This beautifully written book argues that educators need to understand the social worlds and complex literacy practices of African American males in order to pay the increasing educational debt we owe all youth and break the school-to-prison pipeline. Moving portraits from the lives of six friends bring to life the structural characteristics and qualities of meaning-making practices, particularly practices that reveal the political tensions of defining who gets to be literate and who does not. Key chapters on language, literacy, race, and masculinity examine how the literacies, languages, and identities of these friends are shaped by the silences of societal denial. Ultimately, A Search Past Silence is a passionate call for educators to listen to the silenced voices of Black youth and to re-imagine the concept of being literate in a multicultural democratic society.

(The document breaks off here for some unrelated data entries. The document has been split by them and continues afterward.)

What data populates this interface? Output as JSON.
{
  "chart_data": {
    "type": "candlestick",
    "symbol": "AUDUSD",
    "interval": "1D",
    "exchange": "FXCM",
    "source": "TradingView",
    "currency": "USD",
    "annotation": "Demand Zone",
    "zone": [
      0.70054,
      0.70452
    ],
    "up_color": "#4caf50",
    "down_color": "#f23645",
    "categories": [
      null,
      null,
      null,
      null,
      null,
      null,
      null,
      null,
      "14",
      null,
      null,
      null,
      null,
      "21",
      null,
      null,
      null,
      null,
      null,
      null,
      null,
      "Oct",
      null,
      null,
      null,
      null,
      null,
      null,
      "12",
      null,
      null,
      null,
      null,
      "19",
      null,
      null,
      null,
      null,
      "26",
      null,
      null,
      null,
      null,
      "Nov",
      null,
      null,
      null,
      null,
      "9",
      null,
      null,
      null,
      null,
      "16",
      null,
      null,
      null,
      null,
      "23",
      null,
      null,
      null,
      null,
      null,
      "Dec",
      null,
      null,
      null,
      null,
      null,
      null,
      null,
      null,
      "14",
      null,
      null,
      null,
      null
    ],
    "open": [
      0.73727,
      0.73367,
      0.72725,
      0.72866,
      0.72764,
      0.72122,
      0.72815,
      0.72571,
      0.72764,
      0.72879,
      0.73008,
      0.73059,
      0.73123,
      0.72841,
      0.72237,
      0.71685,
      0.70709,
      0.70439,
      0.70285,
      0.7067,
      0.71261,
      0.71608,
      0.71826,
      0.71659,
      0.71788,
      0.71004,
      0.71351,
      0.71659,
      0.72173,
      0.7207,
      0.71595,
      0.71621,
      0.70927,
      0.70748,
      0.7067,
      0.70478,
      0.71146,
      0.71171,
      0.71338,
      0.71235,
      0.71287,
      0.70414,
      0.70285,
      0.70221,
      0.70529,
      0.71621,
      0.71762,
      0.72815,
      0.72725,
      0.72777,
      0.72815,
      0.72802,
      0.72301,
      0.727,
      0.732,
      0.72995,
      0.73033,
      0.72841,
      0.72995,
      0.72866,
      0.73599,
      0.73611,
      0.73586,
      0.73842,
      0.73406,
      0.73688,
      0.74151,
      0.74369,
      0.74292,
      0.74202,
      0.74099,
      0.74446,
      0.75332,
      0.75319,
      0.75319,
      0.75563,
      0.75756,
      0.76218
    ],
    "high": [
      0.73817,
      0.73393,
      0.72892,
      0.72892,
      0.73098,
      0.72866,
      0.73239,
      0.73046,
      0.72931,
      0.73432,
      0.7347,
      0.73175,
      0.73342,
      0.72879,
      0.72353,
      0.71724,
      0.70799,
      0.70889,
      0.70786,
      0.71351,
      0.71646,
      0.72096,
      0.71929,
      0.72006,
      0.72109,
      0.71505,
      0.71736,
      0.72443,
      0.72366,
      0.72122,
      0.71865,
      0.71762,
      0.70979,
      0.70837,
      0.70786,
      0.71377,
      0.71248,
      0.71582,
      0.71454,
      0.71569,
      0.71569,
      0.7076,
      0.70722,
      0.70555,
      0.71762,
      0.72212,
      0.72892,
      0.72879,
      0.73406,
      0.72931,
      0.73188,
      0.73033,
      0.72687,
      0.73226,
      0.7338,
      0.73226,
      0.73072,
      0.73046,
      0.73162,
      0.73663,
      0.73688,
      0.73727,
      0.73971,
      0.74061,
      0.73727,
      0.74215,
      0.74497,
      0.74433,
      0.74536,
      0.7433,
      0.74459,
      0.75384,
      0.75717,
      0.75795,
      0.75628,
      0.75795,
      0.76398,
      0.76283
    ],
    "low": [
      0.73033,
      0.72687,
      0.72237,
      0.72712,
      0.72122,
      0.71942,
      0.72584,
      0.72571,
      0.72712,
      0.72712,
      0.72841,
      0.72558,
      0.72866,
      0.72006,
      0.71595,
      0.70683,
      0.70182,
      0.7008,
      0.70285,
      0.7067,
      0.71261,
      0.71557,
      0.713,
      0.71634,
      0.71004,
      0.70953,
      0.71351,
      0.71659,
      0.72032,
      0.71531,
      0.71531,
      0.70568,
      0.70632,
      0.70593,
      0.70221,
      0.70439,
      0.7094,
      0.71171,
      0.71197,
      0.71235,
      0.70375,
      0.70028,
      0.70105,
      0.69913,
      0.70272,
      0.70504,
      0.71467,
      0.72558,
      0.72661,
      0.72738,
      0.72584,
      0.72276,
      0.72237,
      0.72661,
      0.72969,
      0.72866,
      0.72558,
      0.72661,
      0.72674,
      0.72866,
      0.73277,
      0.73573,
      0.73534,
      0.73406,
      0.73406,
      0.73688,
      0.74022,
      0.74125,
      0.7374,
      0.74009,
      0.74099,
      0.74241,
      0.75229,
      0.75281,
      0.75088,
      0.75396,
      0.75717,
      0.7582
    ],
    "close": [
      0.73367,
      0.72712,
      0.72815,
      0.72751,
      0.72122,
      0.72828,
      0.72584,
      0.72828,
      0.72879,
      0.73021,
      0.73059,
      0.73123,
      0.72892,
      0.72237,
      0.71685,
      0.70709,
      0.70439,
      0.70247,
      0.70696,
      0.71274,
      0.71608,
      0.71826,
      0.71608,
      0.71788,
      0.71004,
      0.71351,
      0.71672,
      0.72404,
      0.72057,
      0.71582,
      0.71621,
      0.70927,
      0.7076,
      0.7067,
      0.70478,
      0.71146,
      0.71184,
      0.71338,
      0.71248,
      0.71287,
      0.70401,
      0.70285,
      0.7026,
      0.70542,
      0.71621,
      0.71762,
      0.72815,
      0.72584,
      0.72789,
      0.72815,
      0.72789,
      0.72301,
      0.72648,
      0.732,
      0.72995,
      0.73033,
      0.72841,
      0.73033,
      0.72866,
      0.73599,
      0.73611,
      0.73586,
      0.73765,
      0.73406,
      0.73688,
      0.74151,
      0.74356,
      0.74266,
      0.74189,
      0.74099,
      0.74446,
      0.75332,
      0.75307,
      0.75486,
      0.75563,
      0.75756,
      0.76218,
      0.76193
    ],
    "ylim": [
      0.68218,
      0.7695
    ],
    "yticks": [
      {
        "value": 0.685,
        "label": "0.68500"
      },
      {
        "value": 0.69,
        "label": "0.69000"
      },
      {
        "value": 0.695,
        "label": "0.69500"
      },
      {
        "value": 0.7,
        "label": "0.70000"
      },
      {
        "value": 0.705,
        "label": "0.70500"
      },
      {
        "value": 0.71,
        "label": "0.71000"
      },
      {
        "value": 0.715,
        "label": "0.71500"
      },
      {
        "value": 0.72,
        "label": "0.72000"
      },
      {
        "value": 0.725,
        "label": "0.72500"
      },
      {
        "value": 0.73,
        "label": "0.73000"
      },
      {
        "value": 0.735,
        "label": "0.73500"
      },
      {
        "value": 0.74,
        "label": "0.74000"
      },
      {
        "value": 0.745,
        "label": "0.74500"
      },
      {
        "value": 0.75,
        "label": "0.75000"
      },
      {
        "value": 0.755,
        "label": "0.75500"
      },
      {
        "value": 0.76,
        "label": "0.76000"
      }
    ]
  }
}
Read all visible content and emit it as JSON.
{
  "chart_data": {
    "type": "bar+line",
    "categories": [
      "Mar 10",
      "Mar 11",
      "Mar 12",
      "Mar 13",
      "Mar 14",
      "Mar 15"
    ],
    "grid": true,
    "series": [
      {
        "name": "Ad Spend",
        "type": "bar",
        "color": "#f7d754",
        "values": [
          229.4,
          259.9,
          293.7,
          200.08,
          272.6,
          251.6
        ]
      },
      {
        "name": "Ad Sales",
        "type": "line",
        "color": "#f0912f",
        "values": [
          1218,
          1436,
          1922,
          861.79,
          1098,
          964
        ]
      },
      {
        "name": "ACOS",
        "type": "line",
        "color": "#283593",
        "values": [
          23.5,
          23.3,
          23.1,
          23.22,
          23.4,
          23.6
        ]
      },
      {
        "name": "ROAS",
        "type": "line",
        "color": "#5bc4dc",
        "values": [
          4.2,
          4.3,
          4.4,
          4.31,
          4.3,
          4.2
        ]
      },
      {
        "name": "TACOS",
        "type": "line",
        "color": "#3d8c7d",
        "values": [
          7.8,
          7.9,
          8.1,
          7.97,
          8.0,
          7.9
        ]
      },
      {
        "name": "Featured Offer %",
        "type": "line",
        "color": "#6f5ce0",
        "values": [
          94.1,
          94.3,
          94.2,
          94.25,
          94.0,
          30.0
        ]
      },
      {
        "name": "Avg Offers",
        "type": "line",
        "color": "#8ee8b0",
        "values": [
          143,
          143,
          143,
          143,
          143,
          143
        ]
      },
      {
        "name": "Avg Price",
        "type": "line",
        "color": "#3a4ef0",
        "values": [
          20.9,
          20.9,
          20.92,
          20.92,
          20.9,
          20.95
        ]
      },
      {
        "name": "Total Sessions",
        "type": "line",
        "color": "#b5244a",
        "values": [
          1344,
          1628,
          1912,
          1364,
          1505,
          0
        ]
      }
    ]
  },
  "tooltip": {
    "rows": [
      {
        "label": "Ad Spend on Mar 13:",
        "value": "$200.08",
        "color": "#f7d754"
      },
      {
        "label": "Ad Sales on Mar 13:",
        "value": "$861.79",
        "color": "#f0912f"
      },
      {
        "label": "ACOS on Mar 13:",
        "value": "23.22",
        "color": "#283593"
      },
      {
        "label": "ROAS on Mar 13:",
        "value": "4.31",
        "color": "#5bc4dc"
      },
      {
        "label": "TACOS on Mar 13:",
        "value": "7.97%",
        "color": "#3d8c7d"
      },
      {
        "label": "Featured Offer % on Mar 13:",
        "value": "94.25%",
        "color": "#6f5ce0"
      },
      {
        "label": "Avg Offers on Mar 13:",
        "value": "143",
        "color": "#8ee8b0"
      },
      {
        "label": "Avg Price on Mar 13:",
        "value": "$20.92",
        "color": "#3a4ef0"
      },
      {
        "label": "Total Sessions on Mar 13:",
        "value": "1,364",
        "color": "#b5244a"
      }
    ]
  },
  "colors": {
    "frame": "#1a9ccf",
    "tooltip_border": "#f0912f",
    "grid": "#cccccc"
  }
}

Reviewer Annie Wang wrote:
By following a group of young men for several years, Kirkland made me feel like I was there in their conversations. Using what he calls a reflexive “I-us”, I was able to “see” the relationship between researcher-subject, and how masculinity and literacy come together in the lives of young Black men. One of my favorite passages brings to the fore one component of Black male literacy that is often ignored: silence. Although the state apparatus attempts to silence Black male voices, bodies, and perspectives, it is also a source of strength. Kirkland writes, “silence represents a theory of the Black man’s reality”. People fear silence because it creates a situation of the unknown, like when Derrick’s teacher found his diary and told him that he’s a writer, something he rarely did in class. As Derrick’s example gestures toward, Black men have varying degrees of literacy practices, and it may not be that they are disengaged from school, perhaps the school (and curriculum) is disengaged from them.